Selain kendala teknis, tim juga harus menyesuaikan jadwal dengan tradisi keagamaan setempat, seperti yang terjadi di Bali. Hal ini menjadi pembelajaran berharga mengenai keberagaman budaya di Indonesia.
"Kami baru menyadari bahwa di Bali itu ternyata ada beberapa hari raya ya, makanya tidak boleh diganggu dengan pekerjaan. Akhirnya yang targetnya sekian akhirnya agak-agak mundur. Nah ini kita menyesuaikannya dengan kearifan lokal," ucapnya.
Aju menegaskan, upaya ini adalah bentuk penyelamatan eksistensi bangsa melalui teknologi. Baginya, menjaga bahasa daerah di ruang digital sama dengan menjaga identitas budaya itu sendiri agar tidak punah ditelan zaman.
"Ada satu istilah kalau kita kehilangan bahasa, kita kehilangan budaya di bahasa tersebut ya.
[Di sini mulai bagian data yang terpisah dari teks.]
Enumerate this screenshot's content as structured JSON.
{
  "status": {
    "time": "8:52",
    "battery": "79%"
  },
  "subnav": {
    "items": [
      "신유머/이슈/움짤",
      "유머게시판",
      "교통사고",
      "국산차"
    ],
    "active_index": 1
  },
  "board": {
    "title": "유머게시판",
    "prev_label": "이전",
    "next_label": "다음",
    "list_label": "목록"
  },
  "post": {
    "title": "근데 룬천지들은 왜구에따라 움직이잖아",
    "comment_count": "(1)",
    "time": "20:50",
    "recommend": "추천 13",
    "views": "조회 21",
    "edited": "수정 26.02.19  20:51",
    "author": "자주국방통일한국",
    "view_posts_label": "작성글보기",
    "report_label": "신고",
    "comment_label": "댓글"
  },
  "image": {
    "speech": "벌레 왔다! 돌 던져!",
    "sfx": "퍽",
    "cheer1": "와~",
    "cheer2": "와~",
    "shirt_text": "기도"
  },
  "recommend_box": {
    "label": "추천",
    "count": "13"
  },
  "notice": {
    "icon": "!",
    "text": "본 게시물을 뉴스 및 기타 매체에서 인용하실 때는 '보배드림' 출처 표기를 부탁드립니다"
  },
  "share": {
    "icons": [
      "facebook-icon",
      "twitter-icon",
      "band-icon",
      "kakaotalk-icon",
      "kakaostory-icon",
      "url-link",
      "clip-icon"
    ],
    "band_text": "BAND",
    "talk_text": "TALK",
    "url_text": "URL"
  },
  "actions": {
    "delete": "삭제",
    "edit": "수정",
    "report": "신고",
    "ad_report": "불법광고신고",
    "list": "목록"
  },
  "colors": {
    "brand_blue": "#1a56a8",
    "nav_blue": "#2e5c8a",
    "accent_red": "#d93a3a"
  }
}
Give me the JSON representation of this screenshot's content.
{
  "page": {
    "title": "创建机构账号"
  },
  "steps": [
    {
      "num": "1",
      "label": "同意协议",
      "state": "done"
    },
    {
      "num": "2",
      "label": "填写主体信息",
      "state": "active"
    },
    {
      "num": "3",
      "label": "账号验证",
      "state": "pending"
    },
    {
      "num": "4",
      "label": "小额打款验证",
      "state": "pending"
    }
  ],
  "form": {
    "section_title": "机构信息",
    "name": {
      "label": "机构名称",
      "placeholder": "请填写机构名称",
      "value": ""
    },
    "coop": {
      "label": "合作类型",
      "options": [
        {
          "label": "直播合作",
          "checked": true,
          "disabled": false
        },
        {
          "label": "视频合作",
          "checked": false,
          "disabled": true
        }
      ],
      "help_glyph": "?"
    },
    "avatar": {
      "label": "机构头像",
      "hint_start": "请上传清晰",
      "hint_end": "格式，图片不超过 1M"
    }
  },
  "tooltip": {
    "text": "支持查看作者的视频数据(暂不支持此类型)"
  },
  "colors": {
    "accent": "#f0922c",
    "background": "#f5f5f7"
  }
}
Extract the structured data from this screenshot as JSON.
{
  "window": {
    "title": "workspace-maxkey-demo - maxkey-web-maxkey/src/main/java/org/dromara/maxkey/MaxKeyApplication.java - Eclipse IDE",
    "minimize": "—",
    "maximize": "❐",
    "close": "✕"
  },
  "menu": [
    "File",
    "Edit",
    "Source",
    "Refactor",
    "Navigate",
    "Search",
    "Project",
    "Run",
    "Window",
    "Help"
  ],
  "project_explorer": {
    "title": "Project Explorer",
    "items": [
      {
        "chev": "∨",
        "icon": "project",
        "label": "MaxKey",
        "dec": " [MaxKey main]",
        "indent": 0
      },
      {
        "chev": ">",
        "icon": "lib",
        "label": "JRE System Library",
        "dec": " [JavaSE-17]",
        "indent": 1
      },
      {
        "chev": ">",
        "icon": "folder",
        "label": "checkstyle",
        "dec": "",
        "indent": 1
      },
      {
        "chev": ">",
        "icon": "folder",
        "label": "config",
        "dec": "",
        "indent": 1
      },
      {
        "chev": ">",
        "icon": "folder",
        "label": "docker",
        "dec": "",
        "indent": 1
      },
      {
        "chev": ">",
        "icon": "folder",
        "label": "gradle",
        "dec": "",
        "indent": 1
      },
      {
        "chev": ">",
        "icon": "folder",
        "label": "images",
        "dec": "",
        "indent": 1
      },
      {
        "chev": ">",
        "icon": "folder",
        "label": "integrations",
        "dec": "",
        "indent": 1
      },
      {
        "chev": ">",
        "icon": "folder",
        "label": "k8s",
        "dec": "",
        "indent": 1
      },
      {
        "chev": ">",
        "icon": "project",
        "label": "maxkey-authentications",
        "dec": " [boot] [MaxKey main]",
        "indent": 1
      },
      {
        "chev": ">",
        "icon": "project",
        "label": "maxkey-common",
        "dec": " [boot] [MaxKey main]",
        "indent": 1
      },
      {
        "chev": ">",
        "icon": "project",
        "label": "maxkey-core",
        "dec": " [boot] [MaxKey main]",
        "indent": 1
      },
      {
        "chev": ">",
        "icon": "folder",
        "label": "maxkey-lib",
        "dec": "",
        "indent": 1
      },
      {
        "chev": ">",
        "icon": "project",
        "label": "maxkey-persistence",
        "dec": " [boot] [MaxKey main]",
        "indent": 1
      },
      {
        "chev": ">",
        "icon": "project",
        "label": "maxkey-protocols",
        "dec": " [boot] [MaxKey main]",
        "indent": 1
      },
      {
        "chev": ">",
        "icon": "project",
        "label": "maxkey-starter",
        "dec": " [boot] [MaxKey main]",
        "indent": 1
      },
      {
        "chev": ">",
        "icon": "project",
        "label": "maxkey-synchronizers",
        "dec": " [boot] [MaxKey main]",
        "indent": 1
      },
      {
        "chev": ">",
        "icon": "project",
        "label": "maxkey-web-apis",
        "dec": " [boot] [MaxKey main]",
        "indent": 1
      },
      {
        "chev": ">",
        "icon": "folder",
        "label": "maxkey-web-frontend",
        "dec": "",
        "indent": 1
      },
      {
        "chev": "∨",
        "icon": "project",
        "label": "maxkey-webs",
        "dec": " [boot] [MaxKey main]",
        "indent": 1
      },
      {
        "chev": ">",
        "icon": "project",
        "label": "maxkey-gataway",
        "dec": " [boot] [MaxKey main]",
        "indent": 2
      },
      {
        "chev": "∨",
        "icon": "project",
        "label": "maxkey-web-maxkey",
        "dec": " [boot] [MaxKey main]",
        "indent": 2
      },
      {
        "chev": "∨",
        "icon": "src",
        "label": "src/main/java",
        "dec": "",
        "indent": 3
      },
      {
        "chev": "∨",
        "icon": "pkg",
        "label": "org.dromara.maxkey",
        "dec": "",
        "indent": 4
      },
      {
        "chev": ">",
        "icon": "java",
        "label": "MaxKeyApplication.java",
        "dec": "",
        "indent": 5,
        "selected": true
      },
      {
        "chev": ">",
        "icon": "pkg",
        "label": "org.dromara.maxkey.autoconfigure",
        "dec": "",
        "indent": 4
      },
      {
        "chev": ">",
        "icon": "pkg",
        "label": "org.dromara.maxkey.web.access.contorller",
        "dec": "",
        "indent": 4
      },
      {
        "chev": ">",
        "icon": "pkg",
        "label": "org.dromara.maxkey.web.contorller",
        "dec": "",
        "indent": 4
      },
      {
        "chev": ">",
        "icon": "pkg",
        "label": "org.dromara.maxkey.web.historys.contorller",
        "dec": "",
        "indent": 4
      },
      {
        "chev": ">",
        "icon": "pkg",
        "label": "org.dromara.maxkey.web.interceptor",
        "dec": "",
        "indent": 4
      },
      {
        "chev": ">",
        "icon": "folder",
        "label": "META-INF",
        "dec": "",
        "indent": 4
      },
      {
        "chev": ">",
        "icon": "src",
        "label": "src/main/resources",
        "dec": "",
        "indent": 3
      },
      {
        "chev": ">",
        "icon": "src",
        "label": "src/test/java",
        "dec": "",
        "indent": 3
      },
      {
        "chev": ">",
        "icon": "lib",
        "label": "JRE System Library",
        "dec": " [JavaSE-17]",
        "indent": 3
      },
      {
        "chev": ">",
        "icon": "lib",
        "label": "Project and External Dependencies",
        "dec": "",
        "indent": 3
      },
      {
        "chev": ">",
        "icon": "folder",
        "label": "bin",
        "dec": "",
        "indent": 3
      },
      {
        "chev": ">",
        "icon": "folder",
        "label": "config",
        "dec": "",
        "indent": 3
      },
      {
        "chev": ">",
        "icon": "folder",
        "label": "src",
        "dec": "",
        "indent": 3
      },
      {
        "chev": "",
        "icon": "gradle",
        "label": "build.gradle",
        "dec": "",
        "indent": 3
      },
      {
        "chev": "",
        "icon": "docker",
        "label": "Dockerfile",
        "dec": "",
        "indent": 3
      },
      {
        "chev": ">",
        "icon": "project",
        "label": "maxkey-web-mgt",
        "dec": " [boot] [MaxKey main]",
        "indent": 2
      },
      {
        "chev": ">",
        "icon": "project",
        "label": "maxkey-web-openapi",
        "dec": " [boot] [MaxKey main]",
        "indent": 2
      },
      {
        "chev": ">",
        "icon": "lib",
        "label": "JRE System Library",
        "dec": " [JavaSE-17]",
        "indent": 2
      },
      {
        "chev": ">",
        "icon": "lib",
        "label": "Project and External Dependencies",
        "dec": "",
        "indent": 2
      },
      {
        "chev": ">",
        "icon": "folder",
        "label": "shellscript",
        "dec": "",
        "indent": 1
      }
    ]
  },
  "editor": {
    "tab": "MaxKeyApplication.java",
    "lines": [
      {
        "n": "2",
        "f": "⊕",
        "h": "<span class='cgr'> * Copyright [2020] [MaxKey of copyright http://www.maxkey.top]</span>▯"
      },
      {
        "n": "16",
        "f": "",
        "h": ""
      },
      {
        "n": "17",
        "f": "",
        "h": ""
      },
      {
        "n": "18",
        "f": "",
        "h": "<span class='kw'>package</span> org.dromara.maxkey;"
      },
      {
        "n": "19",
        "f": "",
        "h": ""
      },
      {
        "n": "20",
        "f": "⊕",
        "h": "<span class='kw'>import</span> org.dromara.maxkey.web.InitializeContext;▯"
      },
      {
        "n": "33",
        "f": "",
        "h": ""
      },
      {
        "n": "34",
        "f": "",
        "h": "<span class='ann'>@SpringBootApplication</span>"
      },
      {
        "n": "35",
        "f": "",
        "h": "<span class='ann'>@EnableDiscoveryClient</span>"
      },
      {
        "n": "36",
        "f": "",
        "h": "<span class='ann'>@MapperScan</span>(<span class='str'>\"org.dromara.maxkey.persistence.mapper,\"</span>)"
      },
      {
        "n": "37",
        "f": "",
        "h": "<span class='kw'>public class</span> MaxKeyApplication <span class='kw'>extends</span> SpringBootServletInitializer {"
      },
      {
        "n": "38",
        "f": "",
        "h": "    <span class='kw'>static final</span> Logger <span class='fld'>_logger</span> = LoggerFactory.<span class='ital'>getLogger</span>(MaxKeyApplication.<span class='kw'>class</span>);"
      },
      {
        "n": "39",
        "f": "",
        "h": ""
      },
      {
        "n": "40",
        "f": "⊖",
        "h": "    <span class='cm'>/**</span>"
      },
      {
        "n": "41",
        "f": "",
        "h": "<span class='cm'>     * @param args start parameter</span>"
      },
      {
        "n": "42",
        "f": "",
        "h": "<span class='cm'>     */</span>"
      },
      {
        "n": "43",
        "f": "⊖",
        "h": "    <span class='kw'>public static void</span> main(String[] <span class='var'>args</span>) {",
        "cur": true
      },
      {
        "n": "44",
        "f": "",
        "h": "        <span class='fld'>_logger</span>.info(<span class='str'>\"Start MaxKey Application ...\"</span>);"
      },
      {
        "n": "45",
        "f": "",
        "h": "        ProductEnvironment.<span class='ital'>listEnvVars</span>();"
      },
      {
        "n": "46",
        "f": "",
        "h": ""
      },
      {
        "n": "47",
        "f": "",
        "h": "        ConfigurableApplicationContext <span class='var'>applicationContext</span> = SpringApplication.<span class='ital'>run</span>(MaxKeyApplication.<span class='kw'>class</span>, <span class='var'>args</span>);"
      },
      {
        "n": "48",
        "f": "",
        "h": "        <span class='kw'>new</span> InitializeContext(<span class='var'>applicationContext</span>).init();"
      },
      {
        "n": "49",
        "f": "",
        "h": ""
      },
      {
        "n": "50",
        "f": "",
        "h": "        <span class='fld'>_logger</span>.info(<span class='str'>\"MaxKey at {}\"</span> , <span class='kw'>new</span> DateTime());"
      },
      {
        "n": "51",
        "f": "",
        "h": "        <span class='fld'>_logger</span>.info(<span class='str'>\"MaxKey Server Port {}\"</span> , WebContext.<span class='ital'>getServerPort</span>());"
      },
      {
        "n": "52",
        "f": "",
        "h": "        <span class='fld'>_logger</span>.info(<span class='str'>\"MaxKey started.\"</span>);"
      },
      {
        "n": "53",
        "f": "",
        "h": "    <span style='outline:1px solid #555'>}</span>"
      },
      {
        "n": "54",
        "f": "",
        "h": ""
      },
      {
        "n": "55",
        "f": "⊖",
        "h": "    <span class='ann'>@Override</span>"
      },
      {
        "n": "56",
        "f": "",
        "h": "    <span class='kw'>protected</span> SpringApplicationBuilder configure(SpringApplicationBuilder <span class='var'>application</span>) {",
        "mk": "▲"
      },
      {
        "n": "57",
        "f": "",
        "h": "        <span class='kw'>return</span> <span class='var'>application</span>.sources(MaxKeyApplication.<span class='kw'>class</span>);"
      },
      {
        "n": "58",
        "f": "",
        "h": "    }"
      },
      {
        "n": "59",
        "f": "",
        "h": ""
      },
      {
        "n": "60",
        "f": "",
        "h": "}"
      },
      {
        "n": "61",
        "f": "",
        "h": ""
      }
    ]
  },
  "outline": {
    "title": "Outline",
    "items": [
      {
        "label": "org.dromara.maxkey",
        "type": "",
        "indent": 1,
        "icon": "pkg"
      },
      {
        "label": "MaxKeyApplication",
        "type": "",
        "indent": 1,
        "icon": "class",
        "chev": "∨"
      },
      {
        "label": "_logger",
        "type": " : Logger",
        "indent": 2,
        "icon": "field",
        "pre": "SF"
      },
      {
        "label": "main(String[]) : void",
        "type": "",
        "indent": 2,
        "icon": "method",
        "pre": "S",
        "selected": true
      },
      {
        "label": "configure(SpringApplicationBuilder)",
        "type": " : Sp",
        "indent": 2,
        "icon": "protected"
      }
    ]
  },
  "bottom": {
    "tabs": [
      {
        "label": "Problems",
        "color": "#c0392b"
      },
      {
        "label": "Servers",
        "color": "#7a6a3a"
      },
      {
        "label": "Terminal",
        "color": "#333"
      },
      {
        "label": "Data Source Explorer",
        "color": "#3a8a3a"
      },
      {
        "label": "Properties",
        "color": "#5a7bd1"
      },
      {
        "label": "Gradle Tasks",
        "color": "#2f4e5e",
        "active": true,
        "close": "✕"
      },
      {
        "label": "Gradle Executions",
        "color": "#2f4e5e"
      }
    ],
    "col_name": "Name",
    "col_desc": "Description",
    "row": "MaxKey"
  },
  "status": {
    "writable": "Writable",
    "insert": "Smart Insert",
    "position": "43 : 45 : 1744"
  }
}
Nah itu yang ingin kami masukkan juga disini," tegasnya.
Pemerintah juga memanfaatkan data tersebut untuk mendeteksi informasi palsu atau disinformasi. Salah satu aplikasi nyatanya adalah portal pemantauan isu krisis iklim yang bekerja sama dengan berbagai lembaga.
"Kami gunakan data yang kita sempat kumpulkan sebelumnya itu untuk membangun sebuah portal untuk mendeteksi mis information dan disinformation yang terkait dengan climate crisis," pungkasnya.